Saturated fats can be called the bad guys here. They are usually solid at room temperature and you know who they are. Cheese, sour cream, ghee, butter, chocolate, ice cream, and more goodies than I can name here. You should not consume more than 20 g (women) 30 g (men) of saturated fat per day. They can raise LDL (bad) and require HDL (good) to carry it to the liver for elimination. These fats are the easiest to consume, but they tend to be the most fun to eat in bulk. I love sitting down to half a gallon of ice cream, I mean, who doesn’t? Pizza comes on a greasy cheese filled crust these days. No matter what your health goals are, saturated fats are not your allies.

Unsaturated fats are considered friendlier than saturated fats and I have been able to find some amazing breakfast substitutes like whole grain avocado toast.

There are two types of unsaturated fats;

Monosaturated fats: maintain HDL and help reduce LDL. It is found in fish, olive oil, avocados, Brazil nuts, and peanuts.

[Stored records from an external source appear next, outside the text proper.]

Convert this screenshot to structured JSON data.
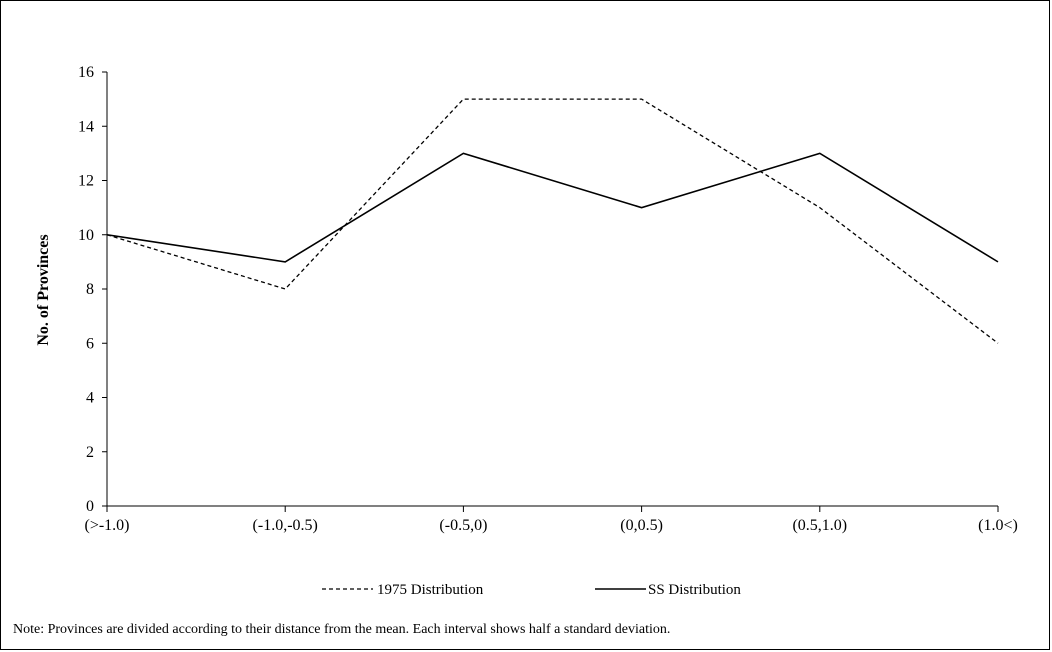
{
  "chart_data": {
    "type": "line",
    "categories": [
      "(>-1.0)",
      "(-1.0,-0.5)",
      "(-0.5,0)",
      "(0,0.5)",
      "(0.5,1.0)",
      "(1.0<)"
    ],
    "series": [
      {
        "name": "1975 Distribution",
        "values": [
          10,
          8,
          15,
          15,
          11,
          6
        ],
        "style": "dashed",
        "color": "#000000"
      },
      {
        "name": "SS Distribution",
        "values": [
          10,
          9,
          13,
          11,
          13,
          9
        ],
        "style": "solid",
        "color": "#000000"
      }
    ],
    "ylabel": "No. of Provinces",
    "xlabel": "",
    "ylim": [
      0,
      16
    ],
    "yticks": [
      0,
      2,
      4,
      6,
      8,
      10,
      12,
      14,
      16
    ],
    "grid": false,
    "legend": "bottom"
  },
  "note": "Note: Provinces are divided according to their distance from the mean.  Each interval shows half a standard deviation."
}
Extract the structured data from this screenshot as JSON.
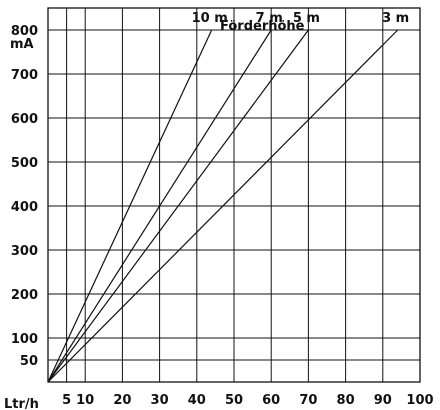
{
  "chart_data": {
    "type": "line",
    "title": "",
    "xlabel": "Ltr/h",
    "ylabel": "mA",
    "xlim": [
      0,
      100
    ],
    "ylim": [
      0,
      850
    ],
    "x_ticks": [
      5,
      10,
      20,
      30,
      40,
      50,
      60,
      70,
      80,
      90,
      100
    ],
    "x_tick_labels": [
      "5",
      "10",
      "20",
      "30",
      "40",
      "50",
      "60",
      "70",
      "80",
      "90",
      "100"
    ],
    "y_ticks": [
      50,
      100,
      200,
      300,
      400,
      500,
      600,
      700,
      800
    ],
    "y_tick_labels": [
      "50",
      "100",
      "200",
      "300",
      "400",
      "500",
      "600",
      "700",
      "800"
    ],
    "grid": true,
    "legend_title": "Förderhöhe",
    "series": [
      {
        "name": "10 m",
        "x": [
          0,
          44
        ],
        "y": [
          0,
          800
        ]
      },
      {
        "name": "7 m",
        "x": [
          0,
          60
        ],
        "y": [
          0,
          800
        ]
      },
      {
        "name": "5 m",
        "x": [
          0,
          70
        ],
        "y": [
          0,
          800
        ]
      },
      {
        "name": "3 m",
        "x": [
          0,
          94
        ],
        "y": [
          0,
          800
        ]
      }
    ]
  }
}
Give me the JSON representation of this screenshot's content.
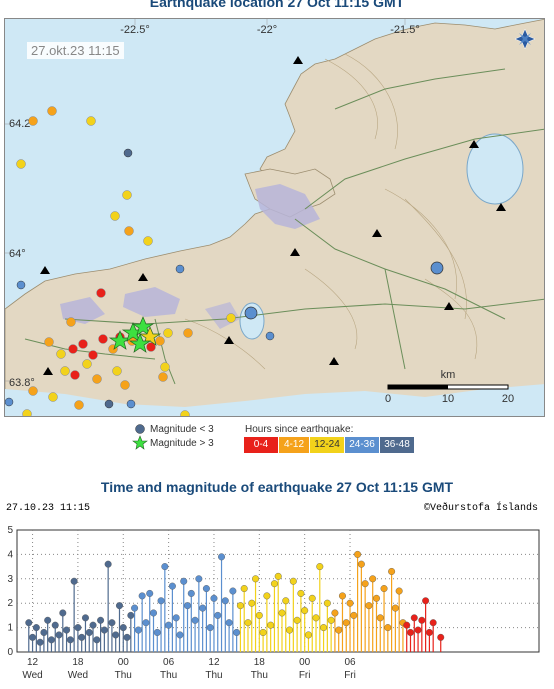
{
  "map": {
    "title": "Earthquake location   27 Oct 11:15 GMT",
    "timestamp": "27.okt.23  11:15",
    "longitude_labels": [
      "-22.5°",
      "-22°",
      "-21.5°"
    ],
    "latitude_labels": [
      "64.2°",
      "64°",
      "63.8°"
    ],
    "scale_unit": "km",
    "scale_ticks": [
      "0",
      "10",
      "20"
    ],
    "compass_icon": "compass-rose-icon",
    "colors": {
      "sea": "#cfe8f5",
      "land": "#e3d8c3",
      "lava": "#b7b5d9",
      "roads": "#6b8e5a"
    }
  },
  "legend": {
    "magnitude_lt3": "Magnitude < 3",
    "magnitude_gt3": "Magnitude > 3",
    "hours_title": "Hours since earthquake:",
    "hours": [
      {
        "label": "0-4",
        "color": "#e8211a"
      },
      {
        "label": "4-12",
        "color": "#f5a21b"
      },
      {
        "label": "12-24",
        "color": "#f2d21b"
      },
      {
        "label": "24-36",
        "color": "#5b8fcf"
      },
      {
        "label": "36-48",
        "color": "#4f6a8e"
      }
    ]
  },
  "timeseries": {
    "title": "Time and magnitude of earthquake   27 Oct 11:15 GMT",
    "date": "27.10.23  11:15",
    "copyright": "©Veðurstofa Íslands"
  },
  "chart_data": {
    "type": "scatter",
    "ylim": [
      0,
      5
    ],
    "y_ticks": [
      "0",
      "1",
      "2",
      "3",
      "4",
      "5"
    ],
    "x_ticks": [
      {
        "hour": "12",
        "day": "Wed"
      },
      {
        "hour": "18",
        "day": "Wed"
      },
      {
        "hour": "00",
        "day": "Thu"
      },
      {
        "hour": "06",
        "day": "Thu"
      },
      {
        "hour": "12",
        "day": "Thu"
      },
      {
        "hour": "18",
        "day": "Thu"
      },
      {
        "hour": "00",
        "day": "Fri"
      },
      {
        "hour": "06",
        "day": "Fri"
      }
    ],
    "series": [
      {
        "color": "#4f6a8e",
        "points": [
          [
            10.5,
            1.2
          ],
          [
            11,
            0.6
          ],
          [
            11.5,
            1.0
          ],
          [
            12,
            0.4
          ],
          [
            12.5,
            0.8
          ],
          [
            13,
            1.3
          ],
          [
            13.5,
            0.5
          ],
          [
            14,
            1.1
          ],
          [
            14.5,
            0.7
          ],
          [
            15,
            1.6
          ],
          [
            15.5,
            0.9
          ],
          [
            16,
            0.5
          ],
          [
            16.5,
            2.9
          ],
          [
            17,
            1.0
          ],
          [
            17.5,
            0.6
          ],
          [
            18,
            1.4
          ],
          [
            18.5,
            0.8
          ],
          [
            19,
            1.1
          ],
          [
            19.5,
            0.5
          ],
          [
            20,
            1.3
          ],
          [
            20.5,
            0.9
          ],
          [
            21,
            3.6
          ],
          [
            21.5,
            1.2
          ],
          [
            22,
            0.7
          ],
          [
            22.5,
            1.9
          ],
          [
            23,
            1.0
          ],
          [
            23.5,
            0.6
          ],
          [
            24,
            1.5
          ]
        ]
      },
      {
        "color": "#5b8fcf",
        "points": [
          [
            24.5,
            1.8
          ],
          [
            25,
            0.9
          ],
          [
            25.5,
            2.3
          ],
          [
            26,
            1.2
          ],
          [
            26.5,
            2.4
          ],
          [
            27,
            1.6
          ],
          [
            27.5,
            0.8
          ],
          [
            28,
            2.1
          ],
          [
            28.5,
            3.5
          ],
          [
            29,
            1.1
          ],
          [
            29.5,
            2.7
          ],
          [
            30,
            1.4
          ],
          [
            30.5,
            0.7
          ],
          [
            31,
            2.9
          ],
          [
            31.5,
            1.9
          ],
          [
            32,
            2.4
          ],
          [
            32.5,
            1.3
          ],
          [
            33,
            3.0
          ],
          [
            33.5,
            1.8
          ],
          [
            34,
            2.6
          ],
          [
            34.5,
            1.0
          ],
          [
            35,
            2.2
          ],
          [
            35.5,
            1.5
          ],
          [
            36,
            3.9
          ],
          [
            36.5,
            2.1
          ],
          [
            37,
            1.2
          ],
          [
            37.5,
            2.5
          ],
          [
            38,
            0.8
          ]
        ]
      },
      {
        "color": "#f2d21b",
        "points": [
          [
            38.5,
            1.9
          ],
          [
            39,
            2.6
          ],
          [
            39.5,
            1.2
          ],
          [
            40,
            2.0
          ],
          [
            40.5,
            3.0
          ],
          [
            41,
            1.5
          ],
          [
            41.5,
            0.8
          ],
          [
            42,
            2.3
          ],
          [
            42.5,
            1.1
          ],
          [
            43,
            2.8
          ],
          [
            43.5,
            3.1
          ],
          [
            44,
            1.6
          ],
          [
            44.5,
            2.1
          ],
          [
            45,
            0.9
          ],
          [
            45.5,
            2.9
          ],
          [
            46,
            1.3
          ],
          [
            46.5,
            2.4
          ],
          [
            47,
            1.7
          ],
          [
            47.5,
            0.7
          ],
          [
            48,
            2.2
          ],
          [
            48.5,
            1.4
          ],
          [
            49,
            3.5
          ],
          [
            49.5,
            1.0
          ],
          [
            50,
            2.0
          ],
          [
            50.5,
            1.3
          ]
        ]
      },
      {
        "color": "#f5a21b",
        "points": [
          [
            51,
            1.6
          ],
          [
            51.5,
            0.9
          ],
          [
            52,
            2.3
          ],
          [
            52.5,
            1.2
          ],
          [
            53,
            2.0
          ],
          [
            53.5,
            1.5
          ],
          [
            54,
            4.0
          ],
          [
            54.5,
            3.6
          ],
          [
            55,
            2.8
          ],
          [
            55.5,
            1.9
          ],
          [
            56,
            3.0
          ],
          [
            56.5,
            2.2
          ],
          [
            57,
            1.4
          ],
          [
            57.5,
            2.6
          ],
          [
            58,
            1.0
          ],
          [
            58.5,
            3.3
          ],
          [
            59,
            1.8
          ],
          [
            59.5,
            2.5
          ],
          [
            60,
            1.2
          ]
        ]
      },
      {
        "color": "#e8211a",
        "points": [
          [
            60.5,
            1.1
          ],
          [
            61,
            0.8
          ],
          [
            61.5,
            1.4
          ],
          [
            62,
            0.9
          ],
          [
            62.5,
            1.3
          ],
          [
            63,
            2.1
          ],
          [
            63.5,
            0.8
          ],
          [
            64,
            1.2
          ],
          [
            65,
            0.6
          ]
        ]
      }
    ],
    "x_start_hour": 11,
    "x_span_hours": 60
  }
}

Polyunsaturated fats: found in omega 3 and omega 6: canola, corn, sunflower, peanut butter, avocado oil, eggs. Some of the ingredients in Omega 6 are commonly GMOs (genetically modified organisms). I’m not confident enough to endorse it one way or another, but if the product isn’t labeled GMO-free, it’s not necessarily GMO-free.

Trans Fats – These are the last fats on my list here. Do not do it! It doesn’t take a nutritionist to know when you bite into these foods that you are dying a bit by the time you start chewing. The main source of trans fat is partially hydrogenated oils. The FDA said hydrogenated oils are unsafe for human consumption in 2013. They are found in cakes, donuts, pie crust, cookies, frozen pizzas, pretzels, margarines, potato chips, and many other foods found in restaurants. and in the freezer. aisle.

You now know the names of the fats in your blood and possibly how to change your lab numbers. Look at your recent lab tests and ask your doctor what he recommends. Here is my advice in a nutshell;

Read the labels! Eat things that you like in lighter form and smaller portions. Be careful with the bad things. Limit your salt. According to the Cleveland Clinic, sodium can cause fluid to build up around the heart and lungs, increasing blood pressure and making the heart work harder. You should consume less than 2,000 mg of sodium per day.

Watch your calories. If you are a semi-active adult, try to stay below 2,000 calories per day, of which 20-30% are fat. Look for the hidden sugar sometimes called high fructose corn syrup, which is high in carbohydrates and increases triglycerides and LDL.

Exercise, even if it’s only for 10 minutes. Any amount of exercise will improve your heart health. This will lower blood pressure, lower cholesterol, lower blood sugar, shed excess weight, and stimulate the arteries to dilate more easily. I cannot stress this enough. ANY exercise, even walking around the house instead of sitting is a good thing. Better yet, start a personal program. Walk two laps around the local mall or local high school track, buy a treadmill, throw a ball for your dog, or anything other than the couch.